Harvey Quaytman

UNTITLED

1996
ink and acrylic on paper mounted on aluminum
20 x 20 inches

The cross in Harvey Quaytman’s work connotes easy association with religious iconography. Such was not the case. Prior to this period Quaytman explored several idiosyncratic shapes in his paintings’ physical structure including the hourglass, the pendulum and a hammock like form. Gradually he drifted back to the rectangle but with a hole in the middle. Simply put, the artist used the cross to obliterate the hole. At this time of the early to middle 80s, Quaytman who had relentless curiosity about many aspects of culture including music, poetry, early Islamic art and ancient Babylon, brings to the fore a marriage of asymmetrical compositions within a rectilinear format allied with his pursuit of the purity of color in highly unusual combinations. Quaytman’s art defies easy categorization. His work was not theory driven, nor was there ever a sense of irony. He was moved by values rooted in culture. So, for example, though his work may be compared to the Minimalists or the school of Neo-Geo, his is more closely allied to the artist Kazimir Malevich for the notions of supremacy and the utopian. He viewed his works as signposts of integrity and spirituality born out of forms that are off kilter compositions in colors that bear no particular meaning. The cross is never a single configuration nor is the choice of colors – yellow, blue, black, white and rust brown – commonly associated with one another. The rust color is indeed composed of rust filings and his whites are paint suffused with ground glass that produces a unique luminescence. In the words of Dore Aston, Quaytman’s greatest interest was in…“creative restraint: a deeply knowledgeable discipline that, by apparently imposing limitations, opens marvelously.”

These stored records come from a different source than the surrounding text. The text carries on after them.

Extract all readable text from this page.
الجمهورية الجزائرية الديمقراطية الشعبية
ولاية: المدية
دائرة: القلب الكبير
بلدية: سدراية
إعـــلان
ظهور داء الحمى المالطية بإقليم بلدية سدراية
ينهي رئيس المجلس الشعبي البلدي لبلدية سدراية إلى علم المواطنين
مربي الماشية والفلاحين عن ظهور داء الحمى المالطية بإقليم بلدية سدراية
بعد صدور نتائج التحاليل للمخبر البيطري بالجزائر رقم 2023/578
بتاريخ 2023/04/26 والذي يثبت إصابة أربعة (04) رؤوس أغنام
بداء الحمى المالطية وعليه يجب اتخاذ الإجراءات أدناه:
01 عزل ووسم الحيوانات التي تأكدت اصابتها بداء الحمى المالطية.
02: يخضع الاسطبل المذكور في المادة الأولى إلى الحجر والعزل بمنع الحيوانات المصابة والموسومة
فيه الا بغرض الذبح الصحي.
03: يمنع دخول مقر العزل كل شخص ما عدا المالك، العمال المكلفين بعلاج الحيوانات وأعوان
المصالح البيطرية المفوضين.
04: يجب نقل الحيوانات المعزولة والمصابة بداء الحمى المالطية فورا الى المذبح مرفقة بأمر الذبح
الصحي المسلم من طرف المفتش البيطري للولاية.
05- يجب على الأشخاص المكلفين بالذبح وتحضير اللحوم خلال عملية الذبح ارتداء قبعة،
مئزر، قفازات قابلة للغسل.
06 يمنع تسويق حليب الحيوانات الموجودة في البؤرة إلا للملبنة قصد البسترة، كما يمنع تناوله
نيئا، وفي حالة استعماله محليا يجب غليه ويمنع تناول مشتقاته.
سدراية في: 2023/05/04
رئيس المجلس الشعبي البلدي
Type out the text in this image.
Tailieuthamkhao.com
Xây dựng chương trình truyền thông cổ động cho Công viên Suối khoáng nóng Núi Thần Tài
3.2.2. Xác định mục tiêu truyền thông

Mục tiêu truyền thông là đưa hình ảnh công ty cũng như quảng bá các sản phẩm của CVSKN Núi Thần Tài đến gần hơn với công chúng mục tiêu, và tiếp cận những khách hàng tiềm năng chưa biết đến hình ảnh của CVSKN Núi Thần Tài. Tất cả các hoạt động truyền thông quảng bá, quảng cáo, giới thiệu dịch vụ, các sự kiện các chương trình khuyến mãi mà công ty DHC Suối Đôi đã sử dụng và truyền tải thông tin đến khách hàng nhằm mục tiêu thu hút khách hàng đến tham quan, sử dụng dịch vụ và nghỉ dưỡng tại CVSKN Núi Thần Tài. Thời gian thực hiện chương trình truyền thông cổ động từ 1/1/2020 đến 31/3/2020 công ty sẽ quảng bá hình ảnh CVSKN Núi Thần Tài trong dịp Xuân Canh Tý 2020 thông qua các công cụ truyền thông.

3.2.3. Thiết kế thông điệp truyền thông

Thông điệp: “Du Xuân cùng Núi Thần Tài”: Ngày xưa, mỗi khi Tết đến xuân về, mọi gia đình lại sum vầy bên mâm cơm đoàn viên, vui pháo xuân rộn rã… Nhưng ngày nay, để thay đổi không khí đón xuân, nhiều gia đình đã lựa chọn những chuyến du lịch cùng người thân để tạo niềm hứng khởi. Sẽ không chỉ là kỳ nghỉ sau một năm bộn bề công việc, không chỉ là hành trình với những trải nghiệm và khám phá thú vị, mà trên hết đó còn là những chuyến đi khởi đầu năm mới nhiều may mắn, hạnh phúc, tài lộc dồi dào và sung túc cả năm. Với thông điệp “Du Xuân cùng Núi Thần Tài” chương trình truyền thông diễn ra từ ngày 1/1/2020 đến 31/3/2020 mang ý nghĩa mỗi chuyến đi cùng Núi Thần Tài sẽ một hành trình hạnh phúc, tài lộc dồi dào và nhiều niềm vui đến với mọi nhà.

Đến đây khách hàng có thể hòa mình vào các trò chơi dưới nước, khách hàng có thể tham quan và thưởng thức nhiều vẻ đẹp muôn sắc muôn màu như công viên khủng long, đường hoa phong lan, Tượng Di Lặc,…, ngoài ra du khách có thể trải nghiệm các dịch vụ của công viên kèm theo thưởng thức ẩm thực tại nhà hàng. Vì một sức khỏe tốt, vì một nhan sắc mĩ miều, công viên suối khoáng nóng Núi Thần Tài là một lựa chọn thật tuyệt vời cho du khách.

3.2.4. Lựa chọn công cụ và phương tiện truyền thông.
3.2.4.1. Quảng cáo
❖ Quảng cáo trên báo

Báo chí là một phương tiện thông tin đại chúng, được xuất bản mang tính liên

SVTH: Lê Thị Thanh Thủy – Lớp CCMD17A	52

In 2018 Harvey Quaytman will have a retrospective exhibition at the Berkeley Art Museum, University of California curated by Apsara DiQuinzio, curator of Modern and Contemporary Art. He has had more than 60 solo gallery exhibitions in different parts of the world including New York, Los Angeles, London, Berlin, Cologne, Paris, Copenhagen, Stockholm and Oslo. He is represented in many museum collections worldwide such as the Carnegie Museum of Art, Pittsburgh, PA; Harvard Art Museums, Fogg Art Museum, Harvard University, Cambridge, MA; Houston Museum of Fine Arts, Texas; The Israel Museum, Jerusalem; Louisiana Museum of Modern Art, Humlebaek, Denmark; Museum of Modern Art, New York; the National Gallery of Australia, Canberra; Phillips Collection, Washington, DC; Tate Gallery, London, England; Whitney Museum of American Art, New York; Yale University Art Gallery, New Haven, CT.